8. De rechtbank stelt vast dat eiser de zware grond onder 3a niet heeft betwist. De rechtbank is van oordeel dat deze grond feitelijk juist en voldoende gemotiveerd is. Ook de zware grond onder 3b is feitelijk juist en voldoende gemotiveerd. Eiser is op 23 januari 2021 met onbekende bestemming (mob) uit de opvang vertrokken, waardoor de autoriteiten geen toezicht op hem konden houden.

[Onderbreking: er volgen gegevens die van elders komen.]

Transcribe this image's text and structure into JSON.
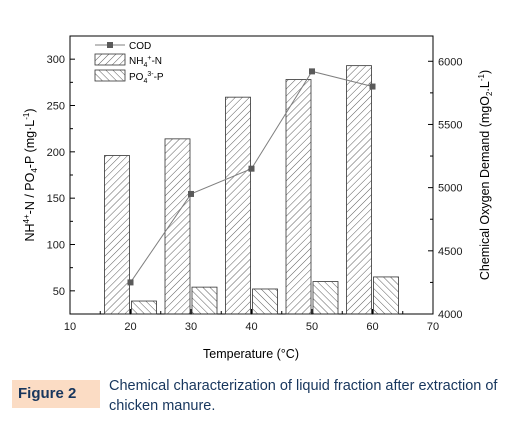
{
  "chart_data": {
    "type": "bar",
    "x_axis": {
      "label": "Temperature (°C)",
      "range": [
        10,
        70
      ],
      "ticks": [
        "10",
        "20",
        "30",
        "40",
        "50",
        "60",
        "70"
      ]
    },
    "left_axis": {
      "label_main": "NH",
      "label_sup1": "4",
      "label_sup1b": "+",
      "label_mid": "-N / PO",
      "label_sub": "4",
      "label_tail": "-P (mg·L",
      "label_sup2": "-1",
      "label_end": ")",
      "range": [
        25,
        325
      ],
      "ticks": [
        "50",
        "100",
        "150",
        "200",
        "250",
        "300"
      ]
    },
    "right_axis": {
      "label_main": "Chemical Oxygen Demand (mgO",
      "label_sub": "2",
      "label_mid": ".L",
      "label_sup": "-1",
      "label_end": ")",
      "range": [
        4000,
        6200
      ],
      "ticks": [
        "4000",
        "4500",
        "5000",
        "5500",
        "6000"
      ]
    },
    "categories": [
      20,
      30,
      40,
      50,
      60
    ],
    "series": [
      {
        "name": "COD",
        "kind": "line",
        "axis": "right",
        "values": [
          4250,
          4950,
          5150,
          5920,
          5800
        ]
      },
      {
        "name": "NH4+-N",
        "label_main": "NH",
        "label_sub": "4",
        "label_sup": "+",
        "label_tail": "-N",
        "kind": "bar",
        "axis": "left",
        "values": [
          196,
          214,
          259,
          278,
          293
        ]
      },
      {
        "name": "PO43--P",
        "label_main": "PO",
        "label_sub": "4",
        "label_sup": "3-",
        "label_tail": "-P",
        "kind": "bar",
        "axis": "left",
        "values": [
          39,
          54,
          52,
          60,
          65
        ]
      }
    ],
    "legend_position": "top-left",
    "grid": false
  },
  "caption": {
    "label": "Figure 2",
    "text": "Chemical characterization of liquid fraction after extraction of chicken manure."
  },
  "colors": {
    "caption_label_bg": "#fbdcc4",
    "caption_text": "#17365d",
    "cod_line": "#7f7f7f",
    "cod_marker": "#5a5a5a"
  }
}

In de maatregel is toegelicht dat dit is gebleken na raadpleging van de Basis Voorziening Vreemdelingen , het centrale informatiesysteem in de vreemdelingenketen en de Politie Site Handhaving Vreemdelingen. De rechtbank volgt eiser daarom niet in zijn betoog dat de feitelijke juistheid niet is gebleken, omdat de mob-melding niet in het dossier zit. Eiser heeft in het gehoor inbewaringstelling toen hem werd voorgehouden dat hij op 23 januari 2021 mob is vertrokken, dit ook niet weersproken, maar alleen aangegeven dat hij niet meer weet waarom hij dat heeft gedaan. Verder acht de rechtbank het tijdsverloop sinds de mob-melding niet zodanig lang, dat daaruit geen risico op onttrekking meer kan worden afgeleid.
9. De zware gronden onder 3a en 3b zijn al voldoende om de maatregel van bewaring te kunnen dragen. Daaruit volgt ook het risico dat eiser zich aan het toezicht zal onttrekken. De geschilpunten over de overige gronden behoeven geen bespreking meer. De beroepsgrond slaagt niet.
Het lichter middel
10. Eiser voert aan dat de staatssecretaris had moeten volstaan met een lichter middel, omdat hij steeds heeft verklaard dat hij wil meewerken aan zijn terugkeer naar Algerije.
11. De rechtbank is van oordeel dat de staatssecretaris voldoende heeft gemotiveerd dat niet kan worden volstaan met een lichter middel dan de maatregel van bewaring. Uit de gronden voor de maatregel en de motivering daarvan volgt dat er een risico is dat eiser zich aan het toezicht zal onttrekken. Verder heeft eiser eerder de gelegenheid gehad om onder begeleiding van de IOM te vertrekken naar Algerije, maar hij heeft zich toen niet aan de afspraken gehouden. Ook is aan eiser in het gehoor voorafgaand aan de bewaring gevraagd of hij contact wil opnemen met de diplomatieke of consulaire vertegenwoordiging van Algerije. Eiser antwoordt dan: “Nee ik wil geen contact met de Algerijnse consulaat”. Gelet op het voorgaande biedt een lichter middel, ook met de verklaringen van eiser dat hij terug zal gaan, onvoldoende garantie dat eiser daadwerkelijk naar Algerije zal vertrekken. De beroepsgrond slaagt niet.

Ambtshalve toetsing

12. De rechtbank moet ook ambtshalve toetsen of de maatregel van bewaring tot het moment van het sluiten van het onderzoek op enig moment onrechtmatig was. Op grond van de stukken en wat op de zitting is besproken, is de rechtbank van oordeel dat dit niet het geval is.

Conclusie

13. Het beroep is ongegrond. Daarom wordt ook het verzoek om schadevergoeding afgewezen. Voor een proceskostenveroordeling bestaat geen aanleiding.

Beslissing

De rechtbank:
  • verklaart het beroep ongegrond;
  • wijst het verzoek om schadevergoeding af.
Deze uitspraak is gedaan door mr. N.M. Spelt, rechter, in aanwezigheid van mr. S.J. Valk, griffier.
De uitspraak is uitgesproken in het openbaar en bekendgemaakt op:
10 juni 2024

Documentcode: [documentcode]

Rechtsmiddel

Tegen deze uitspraak kan hoger beroep worden ingesteld bij de Afdeling bestuursrechtspraak van de Raad van State binnen één week na de dag van bekendmaking.